Jimmy Garoppolo is set to miss more time this season due to the high ankle sprain that's been bothering him since Week 2. Given Garoppolo's performance this year and his contract situation, the 29-year-old quarterback could be in his final few months with the San Francisco 49ers.
Garoppolo was very good in 2019 and appeared to justify the five-year, $137 million contract ($90 million guaranteed) San Francisco gave him. He utilized the fantastic weapons at his disposal effectively despite struggling with turnovers. He also led the 49ers to the Super Bowl, where he collapsed late, helping the Kansas City Chiefs come away with the Lombardi Trophy.
The version of Garoppolo we saw in the Super Bowl is the version we've seen in 2020. During the 2019 regular season he completed 69.1 percent of his passes for 3,978 yards, averaging 8.4 yards per attempt, with 27 touchdowns and 13 interceptions. In 2020, he's completing 67.1 percent of his passes for 1,096 yards, averaging 7.8 yards per attempt and has thrown seven touchdown passes and five interceptions. He has regressed across the board.
That's bad news for Garoppolo as the 49ers face a big decision this offseason. If they decide he's not the future of the franchise, they can cut their quarterback and only face a cap hit of $2.8 million in 2021 and $1.4 million in 2022. That would save them $24.1 million in cap space in 2021 alone.
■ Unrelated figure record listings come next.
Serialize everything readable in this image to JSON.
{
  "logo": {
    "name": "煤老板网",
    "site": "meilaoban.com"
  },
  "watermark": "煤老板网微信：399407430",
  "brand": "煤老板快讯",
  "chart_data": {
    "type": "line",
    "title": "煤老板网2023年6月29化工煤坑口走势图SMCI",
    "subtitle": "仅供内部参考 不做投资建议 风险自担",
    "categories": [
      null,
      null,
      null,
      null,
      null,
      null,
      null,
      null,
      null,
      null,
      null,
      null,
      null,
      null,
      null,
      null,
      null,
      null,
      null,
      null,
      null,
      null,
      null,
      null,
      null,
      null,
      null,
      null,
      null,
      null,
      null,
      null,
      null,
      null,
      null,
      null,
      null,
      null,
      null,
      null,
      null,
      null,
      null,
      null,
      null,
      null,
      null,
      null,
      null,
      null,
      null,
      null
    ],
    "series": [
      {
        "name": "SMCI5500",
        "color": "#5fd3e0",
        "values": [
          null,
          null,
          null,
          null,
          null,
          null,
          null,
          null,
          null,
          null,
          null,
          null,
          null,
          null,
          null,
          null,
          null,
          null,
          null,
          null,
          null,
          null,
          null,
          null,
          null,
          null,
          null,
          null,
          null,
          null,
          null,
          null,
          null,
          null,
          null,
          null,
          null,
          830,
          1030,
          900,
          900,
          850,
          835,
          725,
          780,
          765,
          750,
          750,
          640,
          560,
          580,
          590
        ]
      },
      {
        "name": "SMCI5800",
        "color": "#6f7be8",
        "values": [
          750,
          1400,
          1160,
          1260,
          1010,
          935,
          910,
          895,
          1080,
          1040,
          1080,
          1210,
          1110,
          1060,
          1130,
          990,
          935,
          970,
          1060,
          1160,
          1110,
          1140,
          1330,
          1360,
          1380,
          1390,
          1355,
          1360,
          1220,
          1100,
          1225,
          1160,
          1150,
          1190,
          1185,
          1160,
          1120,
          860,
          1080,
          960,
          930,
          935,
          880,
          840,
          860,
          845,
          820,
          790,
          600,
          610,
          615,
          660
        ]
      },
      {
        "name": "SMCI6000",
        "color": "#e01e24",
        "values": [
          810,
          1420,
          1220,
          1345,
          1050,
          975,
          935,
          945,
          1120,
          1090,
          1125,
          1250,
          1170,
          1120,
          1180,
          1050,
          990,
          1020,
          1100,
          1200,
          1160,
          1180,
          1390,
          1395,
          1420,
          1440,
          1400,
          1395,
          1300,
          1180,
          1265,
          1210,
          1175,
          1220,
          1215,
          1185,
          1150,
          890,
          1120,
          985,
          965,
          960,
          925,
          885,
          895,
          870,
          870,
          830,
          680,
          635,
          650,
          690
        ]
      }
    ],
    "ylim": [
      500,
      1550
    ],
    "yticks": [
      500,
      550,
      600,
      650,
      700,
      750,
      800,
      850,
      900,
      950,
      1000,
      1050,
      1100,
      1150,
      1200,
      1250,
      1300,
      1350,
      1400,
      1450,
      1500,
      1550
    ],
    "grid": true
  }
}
If the 49ers keep him, Garoppolo will cost $29.6 million against he cap.
When you look at the NFL landscape a few quarterback should be available via trade during the 2021 offseason. With the Jets heading towards the No. 1 pick, would they be willing to trade Sam Darnold out West to give 49ers head coach Kyle Shanahan a new project? Or would the Atlanta Falcons be willing to trade Matt Ryan and reunite Shanahan with the guy he guided to Super Bowl LI? There are other possibilities out there that include selecting a young quarterback in a QB-heavy draft class.
The 49ers have options moving forward and one of them is dumping Garoppolo and starting over with another quarterback. The problem is, San Francisco has a roster built to compete now and resetting things with a new signal-caller might not be the smartest move.
The next few months should be fascinating for the 49ers.